With all four Sun Valley City Council members strongly against the plan, the council voted to have Mayor Dewayne Briscoe write a letter of opposition to the county.
“Our property taxes have gone up, and we’re managing the city in that parameter,” Councilman Franz Suhadolnik said. “I have a hard time supporting this because we could keep a levy here with less of a tax burden on our citizens.”
The Board of Blaine County Commissioners first communicated with the city of Sun Valley in August 2013 about a possible road and bridge levy because the county has determined a need for supplemental funding beyond state taxes. The cities of Ketchum, Hailey, Bellevue and Carey have since sent letters of support to the commissioners in regards to the potential levy.
Briscoe was adamant that he would not write a letter to the board of commissioners unless the council reached a consensus of either support or opposition. Each council member agreed it was important for the city to respond to the board of commissioners promptly, and swiftly built consensus in opposition to the levy.
“Nobody helps us with our roads, yet we’re helping all of our friends in the valley.”
After Blaine County Commissioner Angenie McCleary said Gannett Road is the county’s most traveled road, Councilwoman Michelle Griffith bemoaned Sun Valley’s own issues with funding road maintenance and repairs.

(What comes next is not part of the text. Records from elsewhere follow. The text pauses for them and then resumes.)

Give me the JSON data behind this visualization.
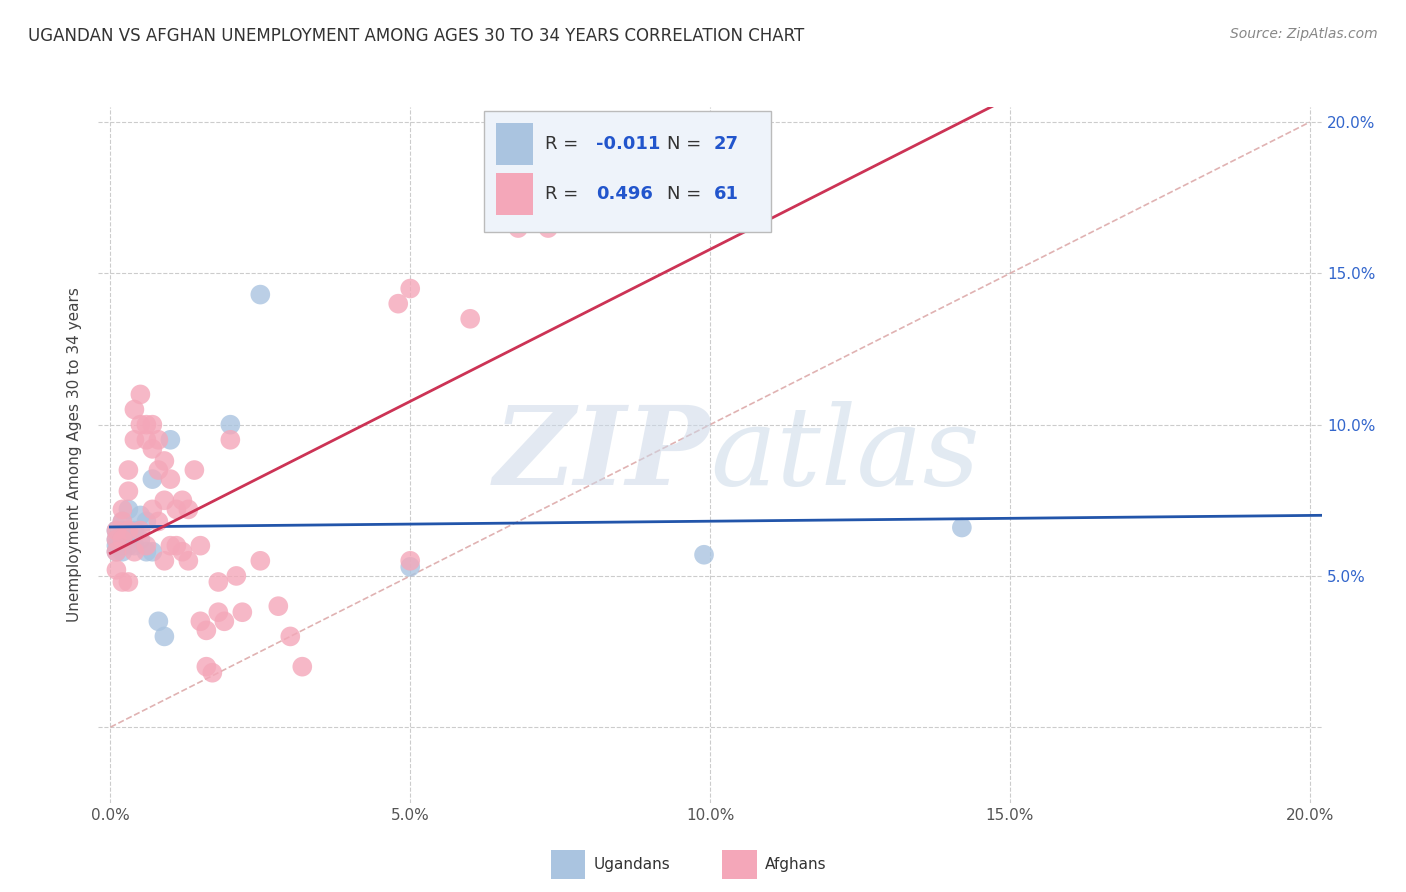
{
  "title": "UGANDAN VS AFGHAN UNEMPLOYMENT AMONG AGES 30 TO 34 YEARS CORRELATION CHART",
  "source": "Source: ZipAtlas.com",
  "ylabel": "Unemployment Among Ages 30 to 34 years",
  "xlim": [
    -0.002,
    0.202
  ],
  "ylim": [
    -0.025,
    0.205
  ],
  "ugandan_color": "#aac4e0",
  "afghan_color": "#f4a7b9",
  "ugandan_line_color": "#2255aa",
  "afghan_line_color": "#cc3355",
  "diagonal_color": "#ddaaaa",
  "ugandan_R": -0.011,
  "ugandan_N": 27,
  "afghan_R": 0.496,
  "afghan_N": 61,
  "ugandan_x": [
    0.001,
    0.001,
    0.001,
    0.002,
    0.002,
    0.002,
    0.003,
    0.003,
    0.004,
    0.004,
    0.005,
    0.005,
    0.006,
    0.006,
    0.007,
    0.007,
    0.008,
    0.009,
    0.01,
    0.02,
    0.025,
    0.05,
    0.099,
    0.142,
    0.001,
    0.002,
    0.003
  ],
  "ugandan_y": [
    0.065,
    0.062,
    0.058,
    0.068,
    0.065,
    0.06,
    0.072,
    0.065,
    0.065,
    0.06,
    0.07,
    0.062,
    0.068,
    0.058,
    0.082,
    0.058,
    0.035,
    0.03,
    0.095,
    0.1,
    0.143,
    0.053,
    0.057,
    0.066,
    0.06,
    0.058,
    0.06
  ],
  "afghan_x": [
    0.001,
    0.001,
    0.001,
    0.001,
    0.002,
    0.002,
    0.002,
    0.002,
    0.003,
    0.003,
    0.003,
    0.003,
    0.004,
    0.004,
    0.004,
    0.005,
    0.005,
    0.005,
    0.006,
    0.006,
    0.006,
    0.007,
    0.007,
    0.007,
    0.008,
    0.008,
    0.008,
    0.009,
    0.009,
    0.009,
    0.01,
    0.01,
    0.011,
    0.011,
    0.012,
    0.012,
    0.013,
    0.013,
    0.014,
    0.015,
    0.015,
    0.016,
    0.016,
    0.017,
    0.018,
    0.018,
    0.019,
    0.02,
    0.021,
    0.022,
    0.025,
    0.028,
    0.03,
    0.032,
    0.048,
    0.05,
    0.05,
    0.06,
    0.068,
    0.07,
    0.073
  ],
  "afghan_y": [
    0.065,
    0.062,
    0.058,
    0.052,
    0.072,
    0.068,
    0.062,
    0.048,
    0.085,
    0.078,
    0.065,
    0.048,
    0.105,
    0.095,
    0.058,
    0.11,
    0.1,
    0.065,
    0.1,
    0.095,
    0.06,
    0.1,
    0.092,
    0.072,
    0.095,
    0.085,
    0.068,
    0.088,
    0.075,
    0.055,
    0.082,
    0.06,
    0.072,
    0.06,
    0.075,
    0.058,
    0.072,
    0.055,
    0.085,
    0.06,
    0.035,
    0.032,
    0.02,
    0.018,
    0.048,
    0.038,
    0.035,
    0.095,
    0.05,
    0.038,
    0.055,
    0.04,
    0.03,
    0.02,
    0.14,
    0.145,
    0.055,
    0.135,
    0.165,
    0.17,
    0.165
  ],
  "background_color": "#ffffff",
  "grid_color": "#cccccc",
  "xtick_vals": [
    0.0,
    0.05,
    0.1,
    0.15,
    0.2
  ],
  "ytick_vals": [
    0.0,
    0.05,
    0.1,
    0.15,
    0.2
  ],
  "xtick_labels": [
    "0.0%",
    "5.0%",
    "10.0%",
    "15.0%",
    "20.0%"
  ],
  "ytick_labels_right": [
    "",
    "5.0%",
    "10.0%",
    "15.0%",
    "20.0%"
  ]
}
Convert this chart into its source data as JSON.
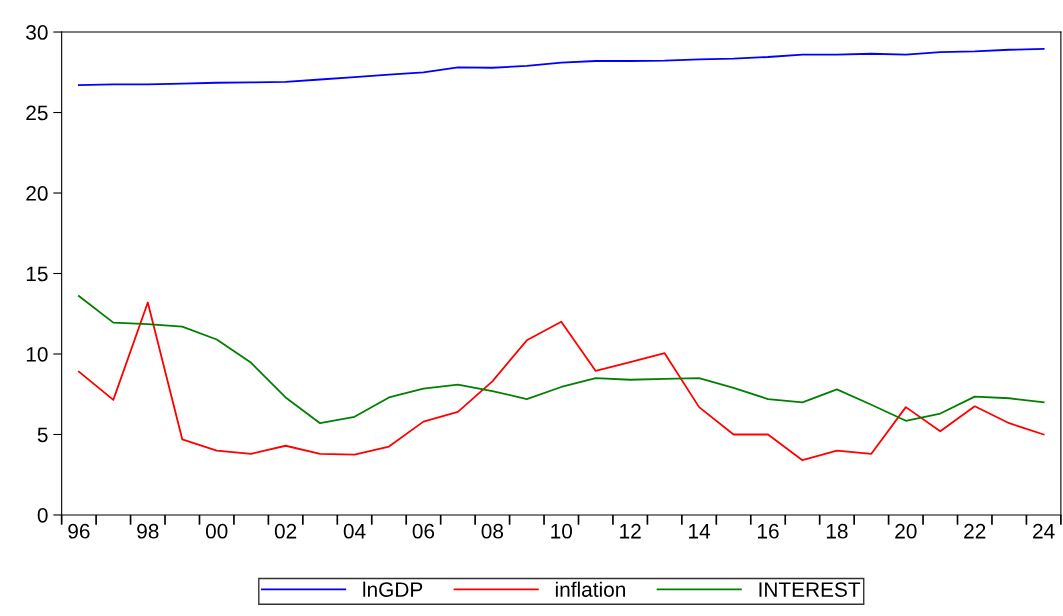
{
  "chart_data": {
    "type": "line",
    "categories": [
      "96",
      null,
      "98",
      null,
      "00",
      null,
      "02",
      null,
      "04",
      null,
      "06",
      null,
      "08",
      null,
      "10",
      null,
      "12",
      null,
      "14",
      null,
      "16",
      null,
      "18",
      null,
      "20",
      null,
      "22",
      null,
      "24"
    ],
    "series": [
      {
        "name": "lnGDP",
        "color": "#0000ff",
        "values": [
          26.7,
          26.75,
          26.75,
          26.8,
          26.85,
          26.87,
          26.9,
          27.05,
          27.2,
          27.35,
          27.5,
          27.8,
          27.78,
          27.9,
          28.1,
          28.2,
          28.2,
          28.22,
          28.3,
          28.35,
          28.45,
          28.6,
          28.6,
          28.65,
          28.6,
          28.75,
          28.8,
          28.9,
          28.95
        ]
      },
      {
        "name": "inflation",
        "color": "#ff0000",
        "values": [
          8.9,
          7.15,
          13.2,
          4.7,
          4.0,
          3.8,
          4.3,
          3.8,
          3.75,
          4.25,
          5.8,
          6.4,
          8.3,
          10.85,
          12.0,
          8.95,
          9.5,
          10.05,
          6.7,
          5.0,
          5.0,
          3.4,
          4.0,
          3.8,
          6.7,
          5.2,
          6.75,
          5.7,
          5.0
        ]
      },
      {
        "name": "INTEREST",
        "color": "#008000",
        "values": [
          13.6,
          11.95,
          11.85,
          11.7,
          10.9,
          9.45,
          7.3,
          5.7,
          6.1,
          7.3,
          7.85,
          8.1,
          7.7,
          7.2,
          7.95,
          8.5,
          8.4,
          8.45,
          8.5,
          7.9,
          7.2,
          7.0,
          7.8,
          6.85,
          5.85,
          6.3,
          7.35,
          7.25,
          7.0
        ]
      }
    ],
    "ylim": [
      0,
      30
    ],
    "yticks": [
      0,
      5,
      10,
      15,
      20,
      25,
      30
    ],
    "grid": false,
    "legend": "bottom",
    "marker": "none",
    "line_style": "solid"
  }
}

“My issue is that citizens in the city pay for our own roads,” Griffith said. “I would argue that Elkhorn [Road] is just as heavily traveled as Gannett, if not more. We have to pay for that all by ourselves in Sun Valley.”
Councilman Peter Hendricks echoed Griffith’s concerns.
“I was taken aback by the number of items for funding that should not be in a levy, such as tires, freight, gas prices and all that,” Hendricks said. “Now I look back on this and see there are no property taxes for roads. I find it curious, and I find it perhaps misguided. I also have a concern over the issue that we have to pay for our own roads, and nobody helps us with our roads, yet we’re helping all of our friends in the valley that we probably don’t travel an awful lot on.”
Hendricks said he is against the levy because he did not feel it would be equitable for the city of Sun Valley, and wanted to look at restructuring the funding of the city’s roads.
In a letter Blaine County Board of Commissioners Chairman Larry Schoen wrote to the City Council, Schoen said, “The county is leaning in the direction of a special two-year levy at a tax rate not more than 0.1 percent with 50 percent of funds generated by city property taxes returning to the cities.”